Rethinking FoFA: React, prevent – do nothing?

The old adage “the more things change the more they stay the same” seems quite apt currently.

After a number of tough years, we are in a very interesting period with things appearing to be going quite well in terms of markets and regulation.

While we may reflect on the 2008 global financial crisis (GFC), and see the sharemarket on a bit of a rollercoaster ride, there is actually a lot of positive news. The Australian sharemarket hit a five-year high in September; interest rates are the lowest since 1959; property keeps getting positive reviews; and super funds are meant to have had their best return for a number of years. On top of this, we have made it through the main parts of the Future of Financial Advice reforms.

Anyone who has been around for a decade (or two) will know that things just happen in the market, and they seem to happen every few years. Since the sharemarket crash in 1987, we have had rising interest rates impacting fixed-interest investments in the 90s; unlisted property trusts frozen; the tech boom and bust; issues with Asian banks in the mid-90s – and the list goes on.

In addition, usually in alignment with these market issues, there have been examples of flawed products and inappropriate advice.

What we should have learnt from history – although at times I am not sure if we have – is that we are great at addressing issues after the event. After many market failures and corrections we inevitably hear words such as “we didn’t think it was that serious”, “it is an overreaction”, and “it’s different this time”. Alternatively, when issues or concerns are raised early, they are dismissed.

Unfortunately, time and time again we seem to be caught by surprise.

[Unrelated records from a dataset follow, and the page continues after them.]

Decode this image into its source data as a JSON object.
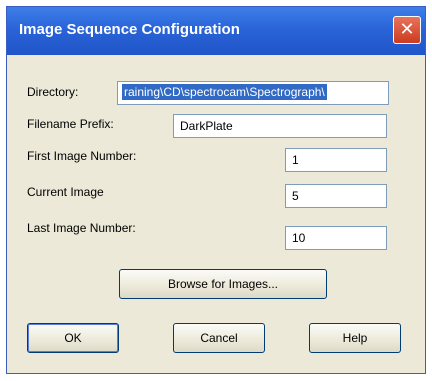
{
  "window": {
    "title": "Image Sequence Configuration"
  },
  "fields": {
    "directory": {
      "label": "Directory:",
      "value": "raining\\CD\\spectrocam\\Spectrograph\\"
    },
    "filename_prefix": {
      "label": "Filename Prefix:",
      "value": "DarkPlate"
    },
    "first_image": {
      "label": "First Image Number:",
      "value": "1"
    },
    "current_image": {
      "label": "Current Image",
      "value": "5"
    },
    "last_image": {
      "label": "Last Image Number:",
      "value": "10"
    }
  },
  "buttons": {
    "browse": "Browse for Images...",
    "ok": "OK",
    "cancel": "Cancel",
    "help": "Help"
  },
  "colors": {
    "titlebar": "#2a64d8",
    "close": "#cc3b1e",
    "face": "#ece9d8",
    "selection": "#316ac5"
  }
}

And if the past tells us anything, it’s that we shouldn’t be surprised.

If there is one overriding perspective, it is that we are all usually too late. When things are going well, we want to enjoy it. And when issues or concerns are raised, they can often be ignored – dismissed as an overreaction or pushed down the to-do list.

As hard as it may be, now is not the time to sit back. Rather, the focus should be on looking forward to consider what could be next. The industry has a responsibility to take a forward-thinking, proactive position, irrespective of what may be at times vested interests.

For example, with the introduction of the best interests duty – the cornerstone of the FoFA reforms – the financial services industry could argue this will ensure a robust future framework for the industry and consumers. Despite this, as the saying goes, it takes years to build a reputation and seconds to lose it – and we are now in the critical time
of building a reputation.

Jorgen Holmquist, chair of the International Ethics Standards Board for Accountants (IESBA), was recently in Australia for an IESBA meeting. While speaking specifically about the accounting profession, the tenet of one of his addresses is widely applicable. He stated that nothing is more important than one’s reputation; and the overriding mandate is to operate in the “public interest”. While we can rely on new regulation – such as the best interests duty – it is imperative that all stakeholders take a pre-emptive approach to issues
and potential views.

While we may be preparing for further changes with a new government, it is time to take a greater level of responsibility and objectively assess the future. So the opportunity now exists to demonstrate a truly professional approach by assessing where the current weaknesses
and warning signs are.

To say there are none, or that people are overreacting, is not an appropriate outcome. Let’s see if we have really learnt from the past and the resulting regulatory changes. Let’s take a pre-emptive approach so we are not surprised again.